The Interested Party (“IP”) was a developer that assumed liability for a large chargeable development in Clapham. In the usual way, the Council issued a liability notice setting out the chargeable amount and a demand notice, notifying the IP that payment of CIL was due in two instalments. 

The IP commenced the development but failed to pay the CIL instalments when they fell due. The outstanding CIL remained unpaid for a period of nearly a year, during which the IP submitted a non-material amendment to the scheme under section 96A of the 1990 Act. The non-material amendment resulted in a minor change to the chargeable amount, requiring the Council to issue revised liability and demand notices. When the Council issued the revised demand notice it also imposed 30 day and 6 month late payment surcharges for the IP’s outstanding failure to pay CIL. 

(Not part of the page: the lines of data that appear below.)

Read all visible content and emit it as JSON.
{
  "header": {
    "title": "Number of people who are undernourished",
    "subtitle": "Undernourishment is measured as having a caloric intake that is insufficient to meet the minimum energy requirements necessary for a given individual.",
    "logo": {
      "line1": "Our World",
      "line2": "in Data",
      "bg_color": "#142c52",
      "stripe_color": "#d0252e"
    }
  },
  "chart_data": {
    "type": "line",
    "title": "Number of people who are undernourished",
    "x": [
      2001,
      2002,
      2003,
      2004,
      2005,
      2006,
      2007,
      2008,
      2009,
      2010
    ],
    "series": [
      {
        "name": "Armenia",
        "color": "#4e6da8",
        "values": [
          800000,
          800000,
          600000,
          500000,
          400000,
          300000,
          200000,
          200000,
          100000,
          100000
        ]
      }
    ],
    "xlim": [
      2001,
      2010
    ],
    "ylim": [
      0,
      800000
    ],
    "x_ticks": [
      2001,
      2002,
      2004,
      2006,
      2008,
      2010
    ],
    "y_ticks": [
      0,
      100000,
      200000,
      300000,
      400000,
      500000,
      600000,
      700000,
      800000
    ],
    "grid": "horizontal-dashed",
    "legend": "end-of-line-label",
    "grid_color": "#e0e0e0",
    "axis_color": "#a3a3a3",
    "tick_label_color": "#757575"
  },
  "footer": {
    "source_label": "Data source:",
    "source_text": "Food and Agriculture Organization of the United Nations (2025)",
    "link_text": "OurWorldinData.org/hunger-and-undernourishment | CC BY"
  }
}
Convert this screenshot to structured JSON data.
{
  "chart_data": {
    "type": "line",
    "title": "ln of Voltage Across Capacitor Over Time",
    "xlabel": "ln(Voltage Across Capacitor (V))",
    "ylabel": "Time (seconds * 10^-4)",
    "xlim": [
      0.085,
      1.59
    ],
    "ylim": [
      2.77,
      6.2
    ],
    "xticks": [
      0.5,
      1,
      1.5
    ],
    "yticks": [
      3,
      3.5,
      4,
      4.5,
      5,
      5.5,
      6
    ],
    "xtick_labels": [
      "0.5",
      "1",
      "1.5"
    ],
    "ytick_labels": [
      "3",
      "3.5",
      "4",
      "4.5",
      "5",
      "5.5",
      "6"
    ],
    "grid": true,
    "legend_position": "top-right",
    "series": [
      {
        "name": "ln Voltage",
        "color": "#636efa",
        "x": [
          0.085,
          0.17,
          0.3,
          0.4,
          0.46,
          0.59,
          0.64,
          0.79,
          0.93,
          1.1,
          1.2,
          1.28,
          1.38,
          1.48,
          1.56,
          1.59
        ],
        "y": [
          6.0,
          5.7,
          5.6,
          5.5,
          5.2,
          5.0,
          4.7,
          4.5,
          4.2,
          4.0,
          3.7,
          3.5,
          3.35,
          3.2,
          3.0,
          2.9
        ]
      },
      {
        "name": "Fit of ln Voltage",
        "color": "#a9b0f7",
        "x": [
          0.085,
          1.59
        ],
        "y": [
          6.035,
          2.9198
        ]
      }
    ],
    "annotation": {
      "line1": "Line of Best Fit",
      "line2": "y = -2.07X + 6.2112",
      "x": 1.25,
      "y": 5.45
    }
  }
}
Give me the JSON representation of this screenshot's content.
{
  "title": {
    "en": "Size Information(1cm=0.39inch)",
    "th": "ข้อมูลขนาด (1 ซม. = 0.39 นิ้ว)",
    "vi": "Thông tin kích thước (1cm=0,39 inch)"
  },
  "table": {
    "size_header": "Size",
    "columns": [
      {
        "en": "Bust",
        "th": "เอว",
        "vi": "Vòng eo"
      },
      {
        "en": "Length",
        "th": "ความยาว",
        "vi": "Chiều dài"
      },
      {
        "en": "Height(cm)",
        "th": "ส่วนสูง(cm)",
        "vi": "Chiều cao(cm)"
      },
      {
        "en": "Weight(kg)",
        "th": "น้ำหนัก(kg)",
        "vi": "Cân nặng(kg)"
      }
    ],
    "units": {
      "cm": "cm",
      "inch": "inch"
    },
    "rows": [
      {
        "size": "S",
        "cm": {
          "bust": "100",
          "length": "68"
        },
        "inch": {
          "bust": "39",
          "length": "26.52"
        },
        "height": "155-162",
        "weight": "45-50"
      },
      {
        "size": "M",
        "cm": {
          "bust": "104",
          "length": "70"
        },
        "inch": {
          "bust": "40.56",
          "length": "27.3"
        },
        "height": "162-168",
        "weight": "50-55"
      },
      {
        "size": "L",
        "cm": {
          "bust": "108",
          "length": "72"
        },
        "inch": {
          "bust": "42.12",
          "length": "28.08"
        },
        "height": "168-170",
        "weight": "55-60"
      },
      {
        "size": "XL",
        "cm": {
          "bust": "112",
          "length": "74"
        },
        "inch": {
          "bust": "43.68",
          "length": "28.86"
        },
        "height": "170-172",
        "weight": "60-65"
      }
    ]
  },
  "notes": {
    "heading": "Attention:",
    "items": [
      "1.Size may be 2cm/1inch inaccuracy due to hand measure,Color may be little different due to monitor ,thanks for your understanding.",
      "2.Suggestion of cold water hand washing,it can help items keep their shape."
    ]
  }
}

The IP appealed against the imposition of the late payment surcharges, arguing that the Council were not entitled to impose late payment surcharges because insufficient time had elapsed following the service of the revised liability and demand notices, which, the IP claimed, cancelled the previous notices. The Inspector agreed that the date when payment was due should be calculated by reference to the revised demand notice and allowed the appeal on the basis that the Council had acted prematurely and had no legal power to impose the late payment surcharges. 

The Council applied for judicial review of the Inspector’s decision on the basis that he had misinterpreted the CIL Regulations. The Secretary of State conceded that this was the case and that the claim should be allowed, but the IP maintained that its interpretation of the CIL Regulations, as accepted by the Inspector, was correct. 
Allowing the claim, Thornton J. found that:

1.    The proper interpretation of the CIL Regulations did not support the IP’s argument that the date when payment is due should be calculated by reference to the date on which the last Demand Notice was served. A revised Liability or Demand Notice may reflect and record a change to the quantum of liability and/or payment dates but it does not itself change the genesis or origin of the liability. The date when payment is due for the purposes of the CIL Regulations is to be calculated in accordance with regulations 69B-71. 
2.    It cannot be the intention of the CIL Regulations that past failures to pay CIL liability, which accrued upon commencement, should be capable of being expunged merely because some event has occurred requiring service of a revised Demand Notice, which would produce circular and perverse results. 

Douglas Edwards QC and Alexander Greaves appeared for the successful Claimant, the London Borough of Lambeth.